To become a professional artist, one must possess a broad palette, engage with complex subjects, overcome previous limitations, and force the eye and brain to work over and over again. The same applies to the art of love. 

If you spend years sketching the same study in the same tones — even if you do it masterfully (whether you are a serial monogamist or simply a lazy layman) — you possess no skill for love at all. That is not art; it is a reproduction. 

However, if your visual experience is diverse, if you are constantly mastering new techniques and forms, and if you are capable of bold improvisation and experimentation beyond your usual canvas and genre (flirting outside your current relationships or "repertoire"), only then can you call yourself a professional in the art of love.



Analysis:

  • Aestheticization of Expansion: Love is shifted from the category of emotion to the category of art, where value is determined not by fidelity, but by the breadth of experience. Professionalism in this context is directly proportional to the quantity and complexity of the "subjects" and "techniques" mastered.
  • Devaluation of Monogamy as Stagnation: Prolonged attachment to a single object is equated to a "reproduction"—the soulless copying of the same sketch. Monogamy is declared a sign of creative lethargy and a fundamental lack of talent.
  • Hierarchy of Mastery over Morality: Ethical constraints (fidelity) are replaced by criteria of professional growth. Flirting and the pursuit of new partners are interpreted as necessary "improvisation" and a "departure from the canvas," essential for maintaining cognitive tone. 
  • Love as Cognitive Training: Intimacy is viewed as a workout for the brain and the eye. The rejection of new stimuli is considered a degradation of skill, transforming the individual from a creator into a "lazy layman" incapable of true art.



Construct 4:

Love is not a search for new forms, but the highest act of submission to the form already chosen. It may seem boring, but there is a certain comfort and safety in this monotony. Why chase vibrant colors and new techniques when the old sketch is already familiar and requires no effort? 

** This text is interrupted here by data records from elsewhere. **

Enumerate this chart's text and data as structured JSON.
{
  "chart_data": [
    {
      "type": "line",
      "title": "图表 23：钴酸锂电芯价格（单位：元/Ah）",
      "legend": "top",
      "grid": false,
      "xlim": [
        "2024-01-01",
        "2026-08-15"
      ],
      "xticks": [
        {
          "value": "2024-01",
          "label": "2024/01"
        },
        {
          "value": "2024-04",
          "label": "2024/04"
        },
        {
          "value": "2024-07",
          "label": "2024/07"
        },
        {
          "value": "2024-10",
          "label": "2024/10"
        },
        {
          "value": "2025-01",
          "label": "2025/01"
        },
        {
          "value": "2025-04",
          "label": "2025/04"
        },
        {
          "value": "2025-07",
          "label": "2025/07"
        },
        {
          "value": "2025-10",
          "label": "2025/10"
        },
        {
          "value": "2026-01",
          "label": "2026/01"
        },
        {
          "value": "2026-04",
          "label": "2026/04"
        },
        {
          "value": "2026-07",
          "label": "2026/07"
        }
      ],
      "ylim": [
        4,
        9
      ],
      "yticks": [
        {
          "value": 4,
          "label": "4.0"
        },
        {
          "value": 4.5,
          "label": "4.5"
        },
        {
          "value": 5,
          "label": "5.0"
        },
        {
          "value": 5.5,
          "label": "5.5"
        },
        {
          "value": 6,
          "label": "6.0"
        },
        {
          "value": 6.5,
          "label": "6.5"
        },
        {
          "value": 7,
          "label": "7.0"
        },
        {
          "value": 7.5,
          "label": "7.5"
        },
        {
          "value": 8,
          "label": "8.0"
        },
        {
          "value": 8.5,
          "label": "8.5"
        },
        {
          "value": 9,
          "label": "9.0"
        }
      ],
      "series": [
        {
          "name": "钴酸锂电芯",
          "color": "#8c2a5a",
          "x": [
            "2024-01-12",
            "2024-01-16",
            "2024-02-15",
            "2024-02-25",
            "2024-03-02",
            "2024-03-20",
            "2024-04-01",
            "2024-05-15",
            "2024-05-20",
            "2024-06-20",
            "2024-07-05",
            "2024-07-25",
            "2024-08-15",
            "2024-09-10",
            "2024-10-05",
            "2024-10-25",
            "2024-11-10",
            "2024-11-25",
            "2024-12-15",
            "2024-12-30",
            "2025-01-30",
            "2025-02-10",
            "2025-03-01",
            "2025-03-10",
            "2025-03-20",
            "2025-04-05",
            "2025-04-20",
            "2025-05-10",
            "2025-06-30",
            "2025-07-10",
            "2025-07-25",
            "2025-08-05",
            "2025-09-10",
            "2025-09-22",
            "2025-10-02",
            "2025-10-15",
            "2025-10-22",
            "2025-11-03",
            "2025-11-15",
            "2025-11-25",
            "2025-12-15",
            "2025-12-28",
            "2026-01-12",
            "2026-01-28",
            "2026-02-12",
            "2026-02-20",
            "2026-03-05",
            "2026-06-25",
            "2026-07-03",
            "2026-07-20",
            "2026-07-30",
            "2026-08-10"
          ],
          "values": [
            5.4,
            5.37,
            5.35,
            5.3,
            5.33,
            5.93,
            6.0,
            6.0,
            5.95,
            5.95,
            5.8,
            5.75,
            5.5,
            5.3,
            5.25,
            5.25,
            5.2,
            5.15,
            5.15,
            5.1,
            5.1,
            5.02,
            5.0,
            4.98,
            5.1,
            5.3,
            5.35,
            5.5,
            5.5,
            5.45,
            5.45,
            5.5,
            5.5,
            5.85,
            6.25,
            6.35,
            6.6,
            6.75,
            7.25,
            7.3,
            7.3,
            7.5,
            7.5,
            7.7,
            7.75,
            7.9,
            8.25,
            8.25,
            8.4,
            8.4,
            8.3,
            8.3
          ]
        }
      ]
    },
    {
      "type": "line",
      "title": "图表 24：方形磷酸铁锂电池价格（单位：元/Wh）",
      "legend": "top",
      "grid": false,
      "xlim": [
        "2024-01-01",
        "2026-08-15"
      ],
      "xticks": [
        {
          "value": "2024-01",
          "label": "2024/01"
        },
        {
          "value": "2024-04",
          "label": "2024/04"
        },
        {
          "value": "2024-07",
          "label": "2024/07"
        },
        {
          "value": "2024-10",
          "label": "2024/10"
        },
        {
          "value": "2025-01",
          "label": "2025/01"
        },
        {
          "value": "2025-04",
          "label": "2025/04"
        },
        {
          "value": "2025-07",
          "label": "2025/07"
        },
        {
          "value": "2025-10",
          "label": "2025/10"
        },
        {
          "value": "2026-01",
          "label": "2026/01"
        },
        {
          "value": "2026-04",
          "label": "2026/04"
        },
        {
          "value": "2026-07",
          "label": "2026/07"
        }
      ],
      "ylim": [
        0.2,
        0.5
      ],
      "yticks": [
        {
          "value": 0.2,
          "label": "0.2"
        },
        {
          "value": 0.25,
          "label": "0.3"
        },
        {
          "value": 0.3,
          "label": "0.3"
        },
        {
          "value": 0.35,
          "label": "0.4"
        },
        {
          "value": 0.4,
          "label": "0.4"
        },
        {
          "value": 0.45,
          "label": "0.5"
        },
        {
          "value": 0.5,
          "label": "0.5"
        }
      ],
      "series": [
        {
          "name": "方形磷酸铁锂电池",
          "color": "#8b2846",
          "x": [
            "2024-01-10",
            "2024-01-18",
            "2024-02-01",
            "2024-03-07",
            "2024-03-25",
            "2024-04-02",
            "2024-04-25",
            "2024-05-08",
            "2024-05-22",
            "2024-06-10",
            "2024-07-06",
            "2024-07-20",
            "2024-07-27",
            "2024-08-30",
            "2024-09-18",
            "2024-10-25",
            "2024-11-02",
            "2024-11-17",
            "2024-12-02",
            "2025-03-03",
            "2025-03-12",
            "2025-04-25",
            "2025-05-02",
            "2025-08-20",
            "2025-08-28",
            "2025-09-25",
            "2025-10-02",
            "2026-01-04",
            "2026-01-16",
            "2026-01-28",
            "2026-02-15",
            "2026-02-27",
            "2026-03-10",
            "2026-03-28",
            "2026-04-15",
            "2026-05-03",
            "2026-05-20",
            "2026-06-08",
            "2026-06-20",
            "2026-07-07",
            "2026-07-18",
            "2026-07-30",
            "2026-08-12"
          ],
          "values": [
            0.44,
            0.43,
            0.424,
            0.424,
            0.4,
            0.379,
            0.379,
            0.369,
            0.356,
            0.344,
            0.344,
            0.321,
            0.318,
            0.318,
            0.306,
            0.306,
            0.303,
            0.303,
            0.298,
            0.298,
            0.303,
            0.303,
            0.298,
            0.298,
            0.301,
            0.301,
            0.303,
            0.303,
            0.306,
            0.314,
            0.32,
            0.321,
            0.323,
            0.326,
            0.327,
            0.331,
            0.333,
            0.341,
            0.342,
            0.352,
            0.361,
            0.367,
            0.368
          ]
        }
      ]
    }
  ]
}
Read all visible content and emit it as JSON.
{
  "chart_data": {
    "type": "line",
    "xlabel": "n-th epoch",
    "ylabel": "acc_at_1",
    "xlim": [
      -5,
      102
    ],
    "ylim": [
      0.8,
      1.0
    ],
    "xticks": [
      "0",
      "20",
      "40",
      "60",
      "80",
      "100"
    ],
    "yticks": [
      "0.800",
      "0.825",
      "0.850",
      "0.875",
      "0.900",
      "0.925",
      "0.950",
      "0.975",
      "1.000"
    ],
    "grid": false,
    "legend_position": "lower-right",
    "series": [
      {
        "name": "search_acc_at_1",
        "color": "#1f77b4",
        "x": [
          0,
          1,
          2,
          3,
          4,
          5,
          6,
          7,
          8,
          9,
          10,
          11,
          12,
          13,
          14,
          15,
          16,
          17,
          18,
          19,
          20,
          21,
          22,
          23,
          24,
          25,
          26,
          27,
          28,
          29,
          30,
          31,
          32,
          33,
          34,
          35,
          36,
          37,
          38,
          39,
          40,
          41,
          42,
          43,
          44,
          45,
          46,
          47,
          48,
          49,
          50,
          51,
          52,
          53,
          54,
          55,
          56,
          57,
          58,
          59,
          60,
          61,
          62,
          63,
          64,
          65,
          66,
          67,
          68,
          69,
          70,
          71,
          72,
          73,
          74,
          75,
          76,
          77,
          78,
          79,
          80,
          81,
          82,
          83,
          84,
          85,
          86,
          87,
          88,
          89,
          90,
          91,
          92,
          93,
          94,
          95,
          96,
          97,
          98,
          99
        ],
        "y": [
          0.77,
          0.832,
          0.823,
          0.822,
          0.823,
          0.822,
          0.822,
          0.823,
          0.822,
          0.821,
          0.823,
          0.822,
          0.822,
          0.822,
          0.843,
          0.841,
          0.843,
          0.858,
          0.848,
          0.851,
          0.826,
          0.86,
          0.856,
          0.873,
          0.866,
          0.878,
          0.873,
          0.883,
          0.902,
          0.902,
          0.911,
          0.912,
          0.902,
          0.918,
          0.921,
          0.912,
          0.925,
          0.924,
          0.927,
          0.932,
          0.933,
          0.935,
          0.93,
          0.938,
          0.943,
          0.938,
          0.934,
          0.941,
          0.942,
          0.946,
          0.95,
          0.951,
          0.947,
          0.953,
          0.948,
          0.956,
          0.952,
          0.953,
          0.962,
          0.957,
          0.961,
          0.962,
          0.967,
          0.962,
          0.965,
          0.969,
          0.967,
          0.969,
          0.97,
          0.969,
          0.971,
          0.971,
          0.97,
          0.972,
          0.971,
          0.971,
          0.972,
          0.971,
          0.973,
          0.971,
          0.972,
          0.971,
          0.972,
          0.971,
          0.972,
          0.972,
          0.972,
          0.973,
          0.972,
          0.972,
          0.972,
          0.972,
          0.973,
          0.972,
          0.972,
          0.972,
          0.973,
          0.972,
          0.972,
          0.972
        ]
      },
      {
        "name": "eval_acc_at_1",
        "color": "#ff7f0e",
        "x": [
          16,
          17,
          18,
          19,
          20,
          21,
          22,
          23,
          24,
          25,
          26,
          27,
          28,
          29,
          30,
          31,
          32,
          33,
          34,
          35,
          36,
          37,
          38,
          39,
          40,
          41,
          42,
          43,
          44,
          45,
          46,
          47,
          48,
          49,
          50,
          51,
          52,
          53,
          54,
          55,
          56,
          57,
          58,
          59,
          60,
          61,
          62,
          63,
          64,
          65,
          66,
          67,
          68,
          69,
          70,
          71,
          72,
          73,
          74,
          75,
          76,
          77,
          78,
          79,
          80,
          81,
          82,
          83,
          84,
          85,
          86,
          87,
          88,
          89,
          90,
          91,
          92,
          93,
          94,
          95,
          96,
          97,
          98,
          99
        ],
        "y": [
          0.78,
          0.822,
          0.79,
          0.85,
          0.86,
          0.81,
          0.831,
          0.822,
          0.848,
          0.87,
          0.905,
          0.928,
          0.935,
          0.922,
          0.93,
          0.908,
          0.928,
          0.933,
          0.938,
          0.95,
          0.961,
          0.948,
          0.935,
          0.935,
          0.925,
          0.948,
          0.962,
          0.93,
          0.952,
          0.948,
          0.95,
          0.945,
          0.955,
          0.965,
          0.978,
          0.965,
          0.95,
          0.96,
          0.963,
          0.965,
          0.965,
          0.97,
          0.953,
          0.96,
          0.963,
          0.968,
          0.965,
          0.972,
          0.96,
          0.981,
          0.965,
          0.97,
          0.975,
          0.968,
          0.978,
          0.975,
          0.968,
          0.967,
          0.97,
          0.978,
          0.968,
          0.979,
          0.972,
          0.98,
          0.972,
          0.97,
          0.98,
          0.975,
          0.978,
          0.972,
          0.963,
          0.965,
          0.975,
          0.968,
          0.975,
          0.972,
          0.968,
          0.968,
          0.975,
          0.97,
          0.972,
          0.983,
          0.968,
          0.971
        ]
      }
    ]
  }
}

True “professionalism” in love is the ability to suppress one's impulses for the sake of stability. Let your canvas be repetitive — at least you are spared the stress of change and the risk of failure in the process of conquering new territories.



Analysis:

  • Apotheosis of Submission: Love is redefined as a "highest act of submission" (смирение). By framing the relationship as a surrender to a pre-existing form, the individual’s agency and creative will are completely negated in favor of biological and social compliance. 
  • Safety Through Stagnation: Monotony is rebranded as "comfort and safety." The rejection of "vibrant colors and new techniques" (new partners/experiences) is presented as a strategy for minimizing cognitive load and avoiding the "stress of change." 
  • The Professionalism of Suppression: "Professionalism" is inverted from a term of growth to a term of restraint. It is defined here as the successful "suppression of impulses," rebranding the fear of the unknown as a disciplined commitment to "stability." 
  • Risk-Averse Mediocrity: The monogamous life is explicitly linked to the "avoidance of failure" rather than the "pursuit of mastery." By accepting a "repetitive canvas" (a reproduction), the individual avoids the challenges of "conquering new territories," settling for a life governed by anxiety rather than expansion.